Let’s look at some of Hawaii’s most popular foods and understand how students at culinary arts schools can incorporate them into their own repertoires.

A close up shot of a plate holding a loco moco and salad.The loco moco is an excellent example of the long tradition of culinary fusion in Hawaii’s history.

The humble yet mighty Spam musubi

There are few hot foods that are both wildly popular and most commonly served at gas stations and convenience stores. The Spam musubi is one of those rare items, a dish that is equally at home at a 7-11 and a modern restaurant. The recipe is simple: A slice of Spam, often cooked on a griddle, attached to a block of rice with a nori seaweed wrapper, very similar to the Japanese onigiri rice ball. The rice or spam may be flavored with soy sauce or teriyaki, respectively, and there are a number of further variations involving eggs, seasoning, pickled daikon radish and other additions.

The Spam musubi is both fusion cuisine and comfort food. From construction workers grabbing a quick snack to catering service at formal affairs such as weddings, this dish is popular and widely enjoyed in a variety of contexts. The ease of making and serving this dish means it’s a simple appetizer to serve in a professional kitchen or at home. The taste can be altered, by adding seasonings and ingredients or substituting proteins, to match the palates of your diners.

Poke: already a mainland hit

Poke, a mixture of raw fish with a variety of other ingredients that can include seaweed, soy sauce, seasoning mixtures, rice, chili pepper, green onion and many other additions, is widely accepted in the mainland U.S. A number of individual restaurants and small chains have popped up in recent years to serve this dish, which has sharply risen in popularity. The mix of lean protein with a number of generally healthy ingredients and a wide range of exciting flavors has certainly found its niche.

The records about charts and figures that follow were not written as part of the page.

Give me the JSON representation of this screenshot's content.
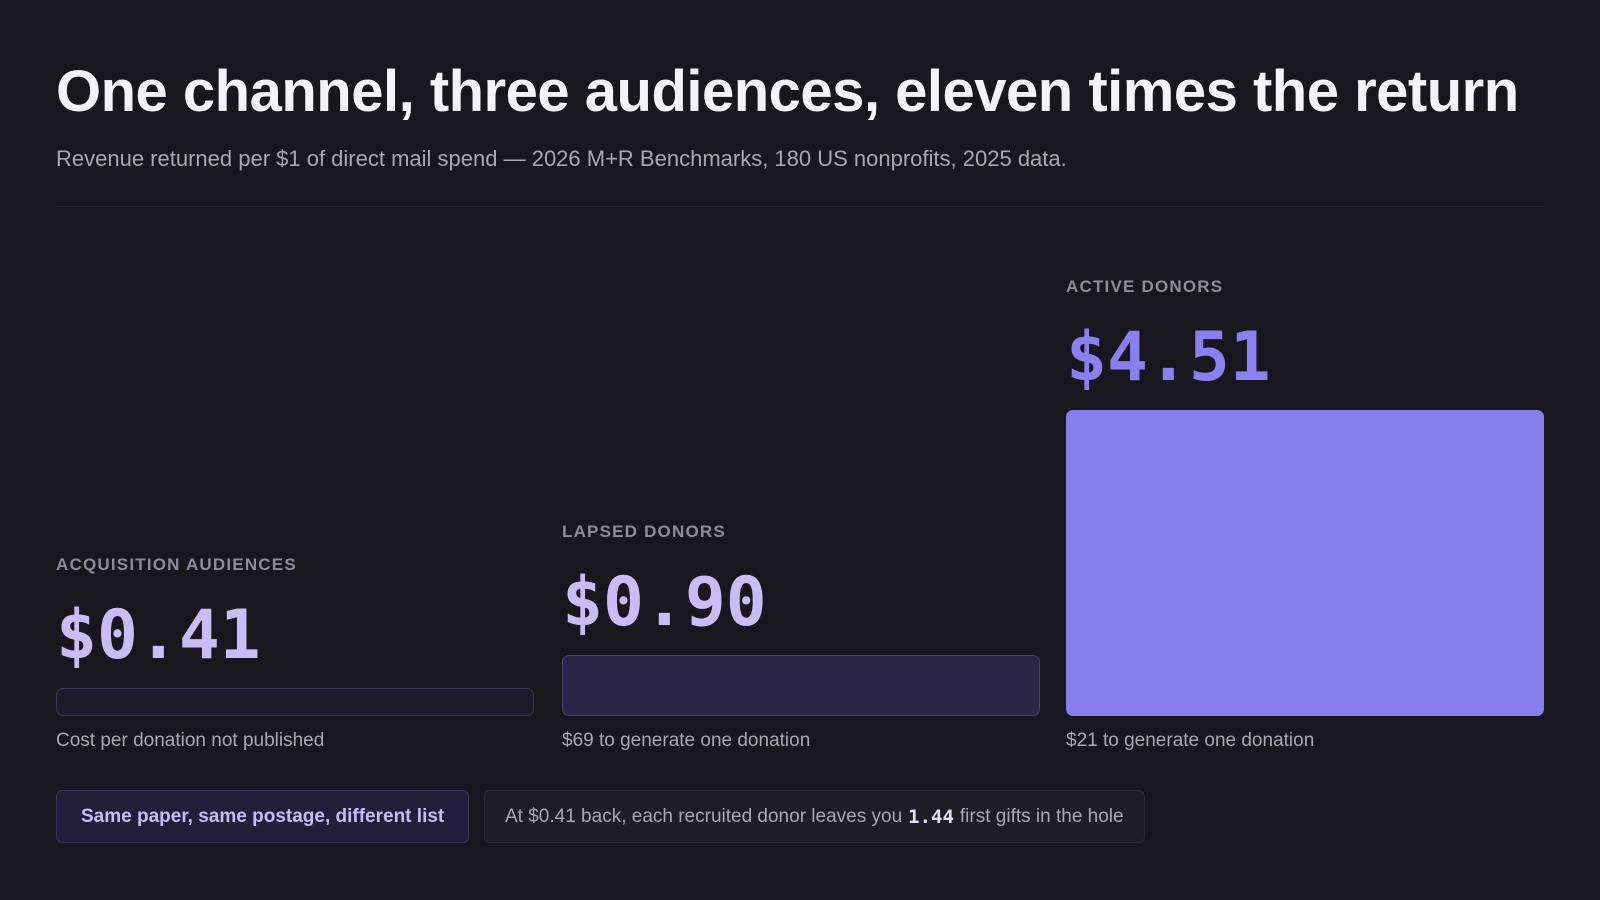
{
  "header": {
    "title": "One channel, three audiences, eleven times the return",
    "subtitle": "Revenue returned per $1 of direct mail spend — 2026 M+R Benchmarks, 180 US nonprofits, 2025 data."
  },
  "chart_data": {
    "type": "bar",
    "title": "One channel, three audiences, eleven times the return",
    "subtitle": "Revenue returned per $1 of direct mail spend — 2026 M+R Benchmarks, 180 US nonprofits, 2025 data.",
    "categories": [
      "ACQUISITION AUDIENCES",
      "LAPSED DONORS",
      "ACTIVE DONORS"
    ],
    "values": [
      0.41,
      0.9,
      4.51
    ],
    "value_labels": [
      "$0.41",
      "$0.90",
      "$4.51"
    ],
    "captions": [
      "Cost per donation not published",
      "$69 to generate one donation",
      "$21 to generate one donation"
    ],
    "colors": {
      "bar_fills": [
        "#1e1c2c",
        "#2b2546",
        "#887ef0"
      ],
      "bar_borders": [
        "#3b3655",
        "#4a4270",
        "#887ef0"
      ],
      "value_colors": [
        "#c8bdf8",
        "#c8bdf8",
        "#8b80f1"
      ]
    },
    "xlabel": "",
    "ylabel": "",
    "ylim": [
      0,
      4.51
    ],
    "grid": false
  },
  "footer": {
    "chip_label": "Same paper, same postage, different list",
    "note_prefix": "At $0.41 back, each recruited donor leaves you",
    "note_value": "1.44",
    "note_suffix": "first gifts in the hole"
  }
}
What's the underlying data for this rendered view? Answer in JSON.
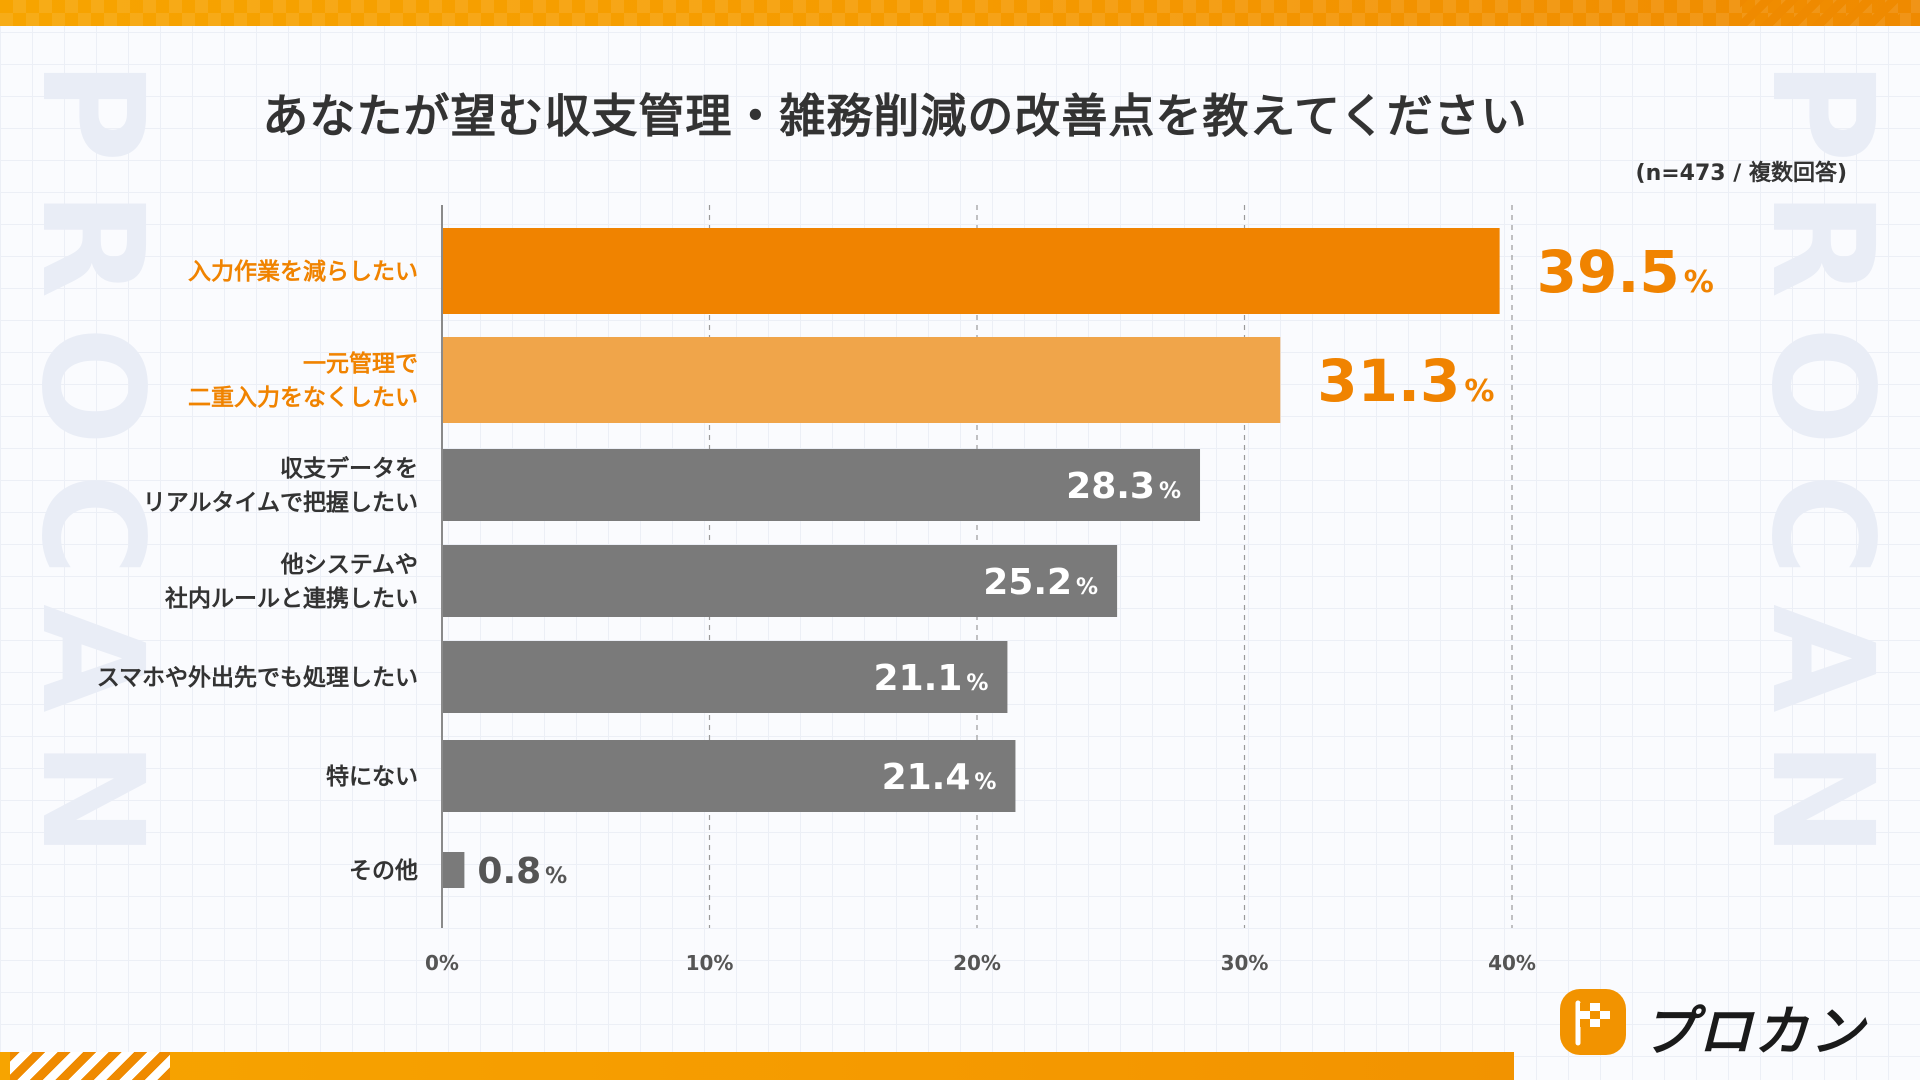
{
  "title": "あなたが望む収支管理・雑務削減の改善点を教えてください",
  "subtitle": "(n=473 / 複数回答)",
  "watermark": "PROCAN",
  "logo_text": "プロカン",
  "colors": {
    "highlight": "#f08300",
    "highlight_light": "#f0a54a",
    "bar_gray": "#7a7a7a",
    "label_gray": "#333333",
    "accent_band": "#f59a00"
  },
  "chart_data": {
    "type": "bar",
    "orientation": "horizontal",
    "categories": [
      [
        "入力作業を減らしたい"
      ],
      [
        "一元管理で",
        "二重入力をなくしたい"
      ],
      [
        "収支データを",
        "リアルタイムで把握したい"
      ],
      [
        "他システムや",
        "社内ルールと連携したい"
      ],
      [
        "スマホや外出先でも処理したい"
      ],
      [
        "特にない"
      ],
      [
        "その他"
      ]
    ],
    "values": [
      39.5,
      31.3,
      28.3,
      25.2,
      21.1,
      21.4,
      0.8
    ],
    "value_labels": [
      "39.5",
      "31.3",
      "28.3",
      "25.2",
      "21.1",
      "21.4",
      "0.8"
    ],
    "unit": "%",
    "xlim": [
      0,
      40
    ],
    "xticks": [
      0,
      10,
      20,
      30,
      40
    ],
    "xtick_labels": [
      "0%",
      "10%",
      "20%",
      "30%",
      "40%"
    ],
    "grid": true,
    "highlight": [
      "strong",
      "light",
      "none",
      "none",
      "none",
      "none",
      "none"
    ]
  }
}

As chef Rodelio Aglibot, a Hawaiian native who now leads Chicago poke restaurant FireFin, said to Bon Appetit, poke is a casual dish with nearly endless varieties, and making new versions should be encouraged. After you familiarize yourself with basic flavors of this dish, consider how you can put your own spin on it.

The impressive indulgence of loco moco

You likely won’t want to eat loco moco every day – but for many Hawaiians, when they craving hits, they have to have it. This combination of hamburger patties, rice, gravy and a fried egg, often over easy, is familiar and filling yet unique, a dish that doesn’t have many direct comparisons in other cuisines. A classic comfort food, loco moco is another example of how fusion dishes have long been invented in kitchens – and not only upscale restaurants, but small family diners and lunch spots – throughout Hawaii.

The mixture of strong flavors relies on careful preparation and attention to detail to create the best possible final product. Use this recipe from the Food Network to help familiarize yourself with the dish, then consider if you want to stick with the classic version or prepare your own twist on the loco moco to better please local tastes. Such a step is certainly in line with Hawaii’s strong culinary history.